My Daughter and I found a nice spear head at Lake Oconee. My first words to her was -  can you imagine what the last guy who touched this,  looked like.


----------



## Indian Arrowhead Man (Sep 7, 2009)

Steve Thompson said:


> My Daughter and I found a nice spear head at Lake Oconee. My first words to her was -  can you imagine what the last guy who touched this,  looked like.



I think that's what they call "Living History"


----------



## Bow Only (Sep 7, 2009)

Indian Arrowhead Man said:


> I think I got the photo attachment thing down...anyway, this Clovis from Gwinett Co. GA.  2&3/4" long.  BowOnly, I can tell you're an experienced collector so a little about this point:  fluted both sides, one side better than the other but not 'deeply'.  Heavy base and hafting area grinding.
> 
> I'm always leery of the Clovis points made of vein or crystal quartz that are 'deeply' fluted...



Very nice point.  
Finding a paleo,  Wow.
Finding a quartz paleo, Oh My!
Finding a quartz Clovis with fluting both sides...........priceless.


----------



## Nicodemus (Sep 7, 2009)

Bow Only said:


> Very nice point.
> Finding a paleo,  Wow.
> Finding a quartz paleo, Oh My!
> Finding a quartz Clovis with fluting both sides...........priceless.

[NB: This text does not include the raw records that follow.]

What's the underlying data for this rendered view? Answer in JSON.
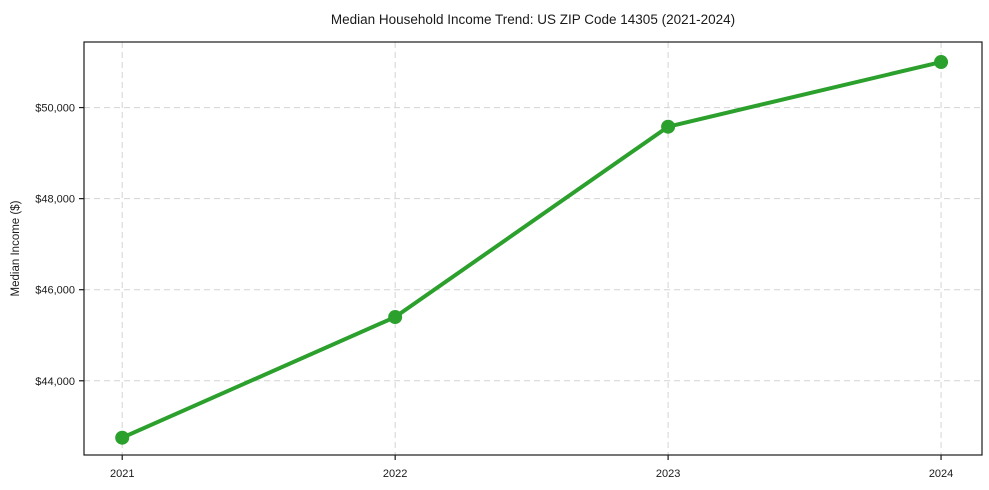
{
  "chart_data": {
    "type": "line",
    "title": "Median Household Income Trend: US ZIP Code 14305 (2021-2024)",
    "xlabel": "",
    "ylabel": "Median Income ($)",
    "x": [
      2021,
      2022,
      2023,
      2024
    ],
    "x_tick_labels": [
      "2021",
      "2022",
      "2023",
      "2024"
    ],
    "series": [
      {
        "name": "Median Household Income",
        "values": [
          42750,
          45400,
          49580,
          51000
        ]
      }
    ],
    "y_ticks": [
      44000,
      46000,
      48000,
      50000
    ],
    "y_tick_labels": [
      "$44,000",
      "$46,000",
      "$48,000",
      "$50,000"
    ],
    "xlim": [
      2020.86,
      2024.15
    ],
    "ylim": [
      42370,
      51440
    ],
    "grid": true,
    "grid_style": "dashed",
    "legend_position": "none",
    "marker": "circle",
    "marker_radius": 7,
    "line_width": 4,
    "colors": {
      "line": "#2ca02c",
      "grid": "#d4d4d4",
      "spine": "#1a1a1a",
      "text": "#1a1a1a",
      "background": "#ffffff"
    }
  }
}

I am in full agreement! That is a once in a lifetime...


----------



## Indian Arrowhead Man (Sep 7, 2009)

I agree, I would have loved to have found it.  I've found a few Clovis in my time but never one as nice as this one.  I'll post my personal Clovis finds soon.


----------



## Paleo (Sep 26, 2009)

> Some Woodland era points , by shape only, look just like some Paleo era points.



I've seen Yadkin points misidentified as Daltons many times.


----------